Independent schools could help fund 10,000 new places for children from lower-income families, following government calls for them to do more to justify their charitable status.
The proposal forms part of the Independent Schools Council’s (ISC) response to the government’s consultation, ‘Schools that work for everyone’, which also outlines plans to expand academic selection in the state system.
The ISC plan would see the government contribute the cost of a state school place to educate children in existing independent schools, with the fee paying schools funding the rest of the cost.
The new places would be free for parents. It echoes the assisted places scheme, brought in by the Conservatives in 1980 to provide places in independent schools for bright working class children, but abolished by Labour in 1997.
The ISC said the places would be available across age groups and schools, and there would be a range of assessment criteria.
The organisation also proposed that groups of independent schools co-sponsor new state-funded schools. It said this would be in partnership with a state school or multi-academy trust lead, and could focus on one or more of the six DfE-identified opportunity areas, which have been labelled ‘cold spots’ for social mobility.
The response to the consultation also says fee paying schools could expand their existing support for state schools.
ISC chairman Barnaby Lenon said: "In its Green Paper the government recognised the great strength and success of independent schools and asked what more we could do on top of the contribution our schools already make.
The proposals we are putting forward go considerably further than some of the ideas the Green Paper suggested and by helping create more good school places, both in state and independent schools, we would be helping to expand real social mobility in this country.
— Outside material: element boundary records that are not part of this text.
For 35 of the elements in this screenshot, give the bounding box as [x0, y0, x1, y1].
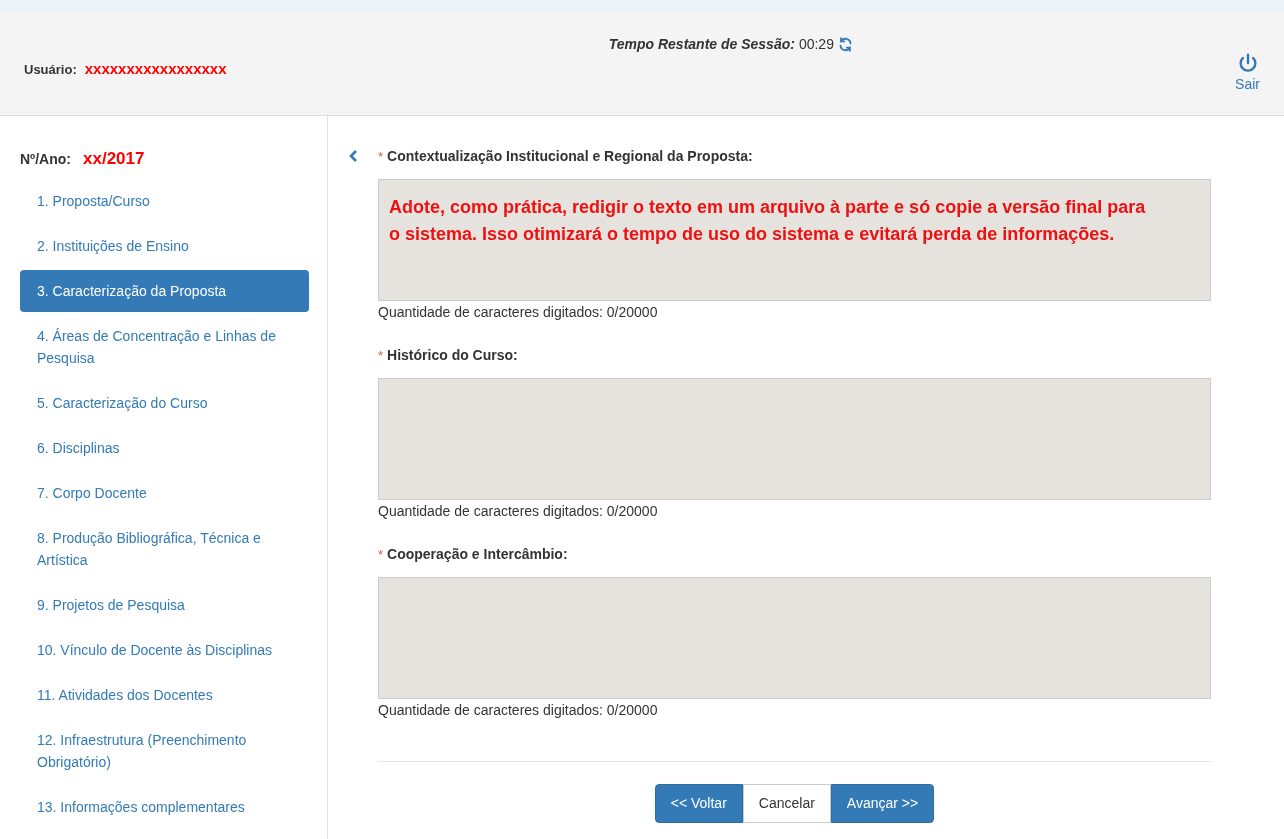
nav-item[interactable]: 9. Projetos de Pesquisa [20, 583, 309, 626]
character-counter: Quantidade de caracteres digitados: 0/20000 [378, 303, 659, 322]
character-counter: Quantidade de caracteres digitados: 0/20000 [378, 502, 659, 521]
required-mark: * [378, 546, 384, 564]
form-button[interactable]: << Voltar [654, 784, 743, 823]
session-label: Tempo Restante de Sessão: [608, 35, 795, 54]
collapse-icon[interactable] [348, 149, 358, 163]
required-mark: * [378, 148, 384, 166]
nav-item[interactable]: 3. Caracterização da Proposta [20, 269, 309, 312]
nav-item[interactable]: 4. Áreas de Concentração e Linhas de Pesquisa [20, 314, 309, 379]
form-button[interactable]: Avançar >> [830, 784, 935, 823]
field-label: Contextualização Institucional e Regional da Proposta: [387, 147, 753, 166]
nav-item[interactable]: 8. Produção Bibliográfica, Técnica e Artística [20, 516, 309, 581]
refresh-icon[interactable] [837, 37, 853, 52]
nav-item[interactable]: 13. Informações complementares [20, 785, 309, 828]
nav-item[interactable]: 1. Proposta/Curso [20, 179, 309, 222]
nav-item[interactable]: 12. Infraestrutura (Preenchimento Obrigatório) [20, 718, 309, 783]
user-label: Usuário: [24, 61, 77, 79]
text-area[interactable]: Adote, como prática, redigir o texto em um arquivo à parte e só copie a versão final para o sistema. Isso otimizará o tempo de uso do sistema e evitará perda de informações. [378, 179, 1211, 301]
logout-button[interactable]: Sair [1235, 52, 1260, 95]
nav-item[interactable]: 5. Caracterização do Curso [20, 381, 309, 424]
nav-item[interactable]: 11. Atividades dos Docentes [20, 673, 309, 716]
form-button[interactable]: Cancelar [742, 784, 831, 823]
character-counter: Quantidade de caracteres digitados: 0/20000 [378, 701, 659, 720]
user-name: xxxxxxxxxxxxxxxxx [84, 59, 227, 79]
required-mark: * [378, 347, 384, 365]
field-label: Histórico do Curso: [387, 346, 518, 365]
nav-item[interactable]: 2. Instituições de Ensino [20, 224, 309, 267]
nav-item[interactable]: 6. Disciplinas [20, 426, 309, 469]
number-value: xx/2017 [83, 148, 145, 170]
session-time: 00:29 [798, 35, 834, 54]
number-label: Nº/Ano: [20, 150, 71, 169]
nav-item[interactable]: 10. Vínculo de Docente às Disciplinas [20, 628, 309, 671]
field-label: Cooperação e Intercâmbio: [387, 545, 568, 564]
nav-item[interactable]: 7. Corpo Docente [20, 471, 309, 514]
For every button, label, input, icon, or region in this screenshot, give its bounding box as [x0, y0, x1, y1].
Speaking on a programme, he denied the fee-paying sector had a poor record fulfilling its charitable obligations.
In 2011, the ISC went to tribunal over new rules forcing fee-paying schools to demonstrate how their activities help the public.
Mr Lenon said this was not an attempt to overthrow the regulations bit that the council was instead trying to “establish clarity”.
When challenged that the proposed 10,000 new places it could jointly-fund with the government was small compared to 2.5 million children in English schools, he said it was a still a “pretty large number relative to the size of the independent sector”.
He added it “could have a very big impact on some areas, and in particular on individual families”.